51. Bak, zalimlerin kurdukları tuzakların sonu nice oldu. Onları da, onları destekleyen topluluklarını da korkunç bir azapla tamamen yok ettik.
52. İşte, zulümleri yüzünden yıkılıp viraneye dönmüş, bomboş kalmış evleri… Hiç kuşkusuz bunda, öğüt almasını bilen insanlar için apaçık bir uyarı ve ibret verici bir ders vardır.
53. Ayetlerimize yürekten iman eden ve bu imanın gereği olarak dürüst ve erdemlice bir hayat sürerek kötülüğün her çeşidinden titizlikle sakınan kimseleri ise, dünya ve âhiret azabından kurtardık.
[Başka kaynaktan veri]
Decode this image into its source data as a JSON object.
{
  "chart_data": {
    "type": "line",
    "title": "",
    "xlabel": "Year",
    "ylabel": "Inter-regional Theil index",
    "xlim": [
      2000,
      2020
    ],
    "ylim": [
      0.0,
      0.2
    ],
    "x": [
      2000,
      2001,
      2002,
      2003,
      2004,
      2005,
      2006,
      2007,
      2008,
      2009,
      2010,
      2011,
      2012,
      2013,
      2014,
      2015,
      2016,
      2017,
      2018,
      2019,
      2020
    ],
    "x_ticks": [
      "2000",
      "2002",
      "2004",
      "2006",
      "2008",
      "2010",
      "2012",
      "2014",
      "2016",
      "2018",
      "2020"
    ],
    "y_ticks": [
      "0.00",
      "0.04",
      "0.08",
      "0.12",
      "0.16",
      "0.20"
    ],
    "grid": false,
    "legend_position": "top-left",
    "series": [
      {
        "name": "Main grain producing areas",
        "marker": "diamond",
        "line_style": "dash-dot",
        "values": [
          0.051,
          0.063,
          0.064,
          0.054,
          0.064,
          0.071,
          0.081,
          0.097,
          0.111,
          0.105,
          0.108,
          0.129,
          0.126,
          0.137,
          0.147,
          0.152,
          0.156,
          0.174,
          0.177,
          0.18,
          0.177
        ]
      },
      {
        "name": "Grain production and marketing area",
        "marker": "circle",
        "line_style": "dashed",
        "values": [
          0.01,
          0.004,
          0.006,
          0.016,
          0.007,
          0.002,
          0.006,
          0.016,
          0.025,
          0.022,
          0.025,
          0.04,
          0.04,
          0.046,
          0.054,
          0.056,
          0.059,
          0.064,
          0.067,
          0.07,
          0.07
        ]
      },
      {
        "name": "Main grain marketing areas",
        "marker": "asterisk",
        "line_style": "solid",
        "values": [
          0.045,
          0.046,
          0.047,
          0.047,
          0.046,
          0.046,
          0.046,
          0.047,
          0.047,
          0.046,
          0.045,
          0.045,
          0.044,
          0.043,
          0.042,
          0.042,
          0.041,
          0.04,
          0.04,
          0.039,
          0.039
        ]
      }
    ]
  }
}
Ve aradan yıllar geçti, yeni nesiller geldi. İsimler ve şekiller değişti, fakat değişmeyen tek şey vardı; hak ile batılın amansız mücadelesi:
54. Lut'u da mesajımızı ileten bir elçi olarak görevlendirip kavmine göndermiştik. Hani Lut, erkek erkeğe sapık ilişkilere giren Sodom halkına şöyle seslenmişti: "Bu çirkin işi, insanın yapı ve yaratılışına aykırı büyük bir günah olduğunu göre göre nasıl işliyorsunuz?"
55. "Demek kadınları bırakıp şehvetle erkeklere yöneliyorsunuz, öyle mi? Aman Allah'ım, siz gerçekten de cehalet içinde yüzen azgın bir toplumsunuz."